Die folgenden Beispiele zeigen Ihnen, wie ausgehend von einer qualitativen Fehleranalyse (hier nur ein kurzer Abschnitt eines schulischen Testes) in der Lerntherapie Vorstelllungen von Zahlen und Rechenoperationen aufgebaut werden können.

 

Der Aufbau grundlegender Vorstellungen zu Zahlen, Rechenprozessen, Größen und komplexeren mathematischen Zusammenhängen bleibt bis zu den Inhalten der Klasse 10 die Basis meiner lerntherapeutischen Arbeit.

 

Die Arbeit an den fachlichen Schwerpunkte wird individuell ergänzt durch Übungen zur

Orientierung, Abstraktion und Konzentration, sowie durch Möglichkeiten zum Abbau von Lernblockaden und zur Stärkung von Lernmotivation und Selbstwertgefühl.

 

 

Aus den Lösungen dieser Aufgaben wird deutlich, dass das Kind die Bedeutung der Stellenwerte für die Rechenprozesse noch nicht erkannt hat und nicht auf passende Zahlvorstellungen zurückgreifen kann. Rechnen wird als "ich tue was mit den einzelnen Zahlen" gesehen, ohne die ablaufenden Prozesse zu verstehen.
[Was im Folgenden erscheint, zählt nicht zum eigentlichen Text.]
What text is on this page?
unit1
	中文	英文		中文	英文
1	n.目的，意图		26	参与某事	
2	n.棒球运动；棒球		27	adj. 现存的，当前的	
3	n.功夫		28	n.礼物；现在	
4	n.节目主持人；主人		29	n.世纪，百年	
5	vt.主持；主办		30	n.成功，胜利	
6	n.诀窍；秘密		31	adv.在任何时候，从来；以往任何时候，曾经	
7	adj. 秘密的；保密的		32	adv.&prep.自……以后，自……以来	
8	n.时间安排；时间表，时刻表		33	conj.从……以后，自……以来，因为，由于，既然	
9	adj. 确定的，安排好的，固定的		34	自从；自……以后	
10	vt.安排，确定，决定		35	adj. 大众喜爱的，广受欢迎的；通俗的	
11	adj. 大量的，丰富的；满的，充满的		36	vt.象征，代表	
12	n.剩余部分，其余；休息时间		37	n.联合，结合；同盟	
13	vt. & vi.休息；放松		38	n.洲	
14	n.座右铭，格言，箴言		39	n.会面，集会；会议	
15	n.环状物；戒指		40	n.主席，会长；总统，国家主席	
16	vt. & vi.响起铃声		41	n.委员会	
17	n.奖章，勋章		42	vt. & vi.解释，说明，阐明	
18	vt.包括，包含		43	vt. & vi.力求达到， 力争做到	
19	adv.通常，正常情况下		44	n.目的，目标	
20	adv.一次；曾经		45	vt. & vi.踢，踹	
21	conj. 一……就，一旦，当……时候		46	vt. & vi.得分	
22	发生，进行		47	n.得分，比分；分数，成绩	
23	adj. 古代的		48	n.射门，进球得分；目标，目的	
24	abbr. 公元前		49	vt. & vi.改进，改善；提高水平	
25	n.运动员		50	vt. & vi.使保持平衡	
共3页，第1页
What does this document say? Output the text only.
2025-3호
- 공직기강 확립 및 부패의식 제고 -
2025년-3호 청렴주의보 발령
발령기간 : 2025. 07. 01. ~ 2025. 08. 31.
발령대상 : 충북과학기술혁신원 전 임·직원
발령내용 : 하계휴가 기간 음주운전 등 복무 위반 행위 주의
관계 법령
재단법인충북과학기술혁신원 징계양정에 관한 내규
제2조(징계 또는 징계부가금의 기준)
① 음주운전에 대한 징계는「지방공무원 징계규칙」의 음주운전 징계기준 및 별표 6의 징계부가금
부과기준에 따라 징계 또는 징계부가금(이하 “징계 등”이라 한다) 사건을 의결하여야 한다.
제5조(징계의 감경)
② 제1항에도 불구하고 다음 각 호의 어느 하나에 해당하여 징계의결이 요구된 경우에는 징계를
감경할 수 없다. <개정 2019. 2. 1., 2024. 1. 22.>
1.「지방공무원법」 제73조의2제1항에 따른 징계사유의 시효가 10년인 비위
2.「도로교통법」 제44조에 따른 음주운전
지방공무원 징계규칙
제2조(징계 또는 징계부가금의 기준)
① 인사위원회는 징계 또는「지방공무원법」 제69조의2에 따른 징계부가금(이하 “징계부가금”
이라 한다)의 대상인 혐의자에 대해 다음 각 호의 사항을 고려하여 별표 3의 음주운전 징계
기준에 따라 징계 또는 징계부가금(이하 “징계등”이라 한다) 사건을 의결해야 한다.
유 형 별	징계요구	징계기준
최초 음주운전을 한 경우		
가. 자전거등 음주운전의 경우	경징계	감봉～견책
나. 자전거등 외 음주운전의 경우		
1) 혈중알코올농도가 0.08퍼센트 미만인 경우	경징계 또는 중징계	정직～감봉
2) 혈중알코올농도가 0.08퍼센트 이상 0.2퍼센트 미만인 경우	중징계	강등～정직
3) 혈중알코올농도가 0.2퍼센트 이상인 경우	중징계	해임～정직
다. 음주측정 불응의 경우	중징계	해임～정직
z.B. 39-3 = 9 "Ich habe die 9 weggenommen, dann bleibt doch die 3 übrig."

 

 

Mit Materialien, die die Struktur des Zahlenraumes in geeigneter Weise abbilden, erarbeiten wir gemeinsam eine Zahlvorstellung. Etwas "begreifen" bedeutet hier, tatsächlich Materialien in die Hand zu bekommen, ihre Strukturen zu erkennen und den Stellenwerten damit eine Bedeutung zu geben.

Passende Vorstellungen der Mengen ermöglichen es, Rechenprozesse "sehen" zu lernen.

Sehen Sie die einzelnen Rechenschritte der Aufgabe 7 + 5?

 

 

 

 

 

7 + ....= 10 (Wie viele Plätze sind noch frei, bis der Zehner "voll" ist?)

7 +  3  = 10 (3 Würfel müssen noch dazu gelegt werden, dann ist der Zehner "voll".)

Die zehn einzelnen Würfel können in eine Zehnerstange getauscht werden. Ein neuer Stellenwert "entsteht"- ein Zehner.

5  -  3  =2 (Wie viele Würfel bleiben von den 5 Würfeln übrig, wenn ich 3 ´rüberlege?)

10 + 2 =12 (Eine Zehnerstange und die beiden Einerwürfel sind zusammen 12 Würfel)

Spiele unterstützen den Übungs- und Automatisierungsprozess. Unser Ziel ist es, dass die Aufgaben sicher in der Vorstellung gelöst werden können und wichtige Aufgaben später auch automatisiert abgerufen werden können.

In einem weiteren Schritt werden die Erfahrungen und Erkenntnisse auf größere Zahlenräume übertragen.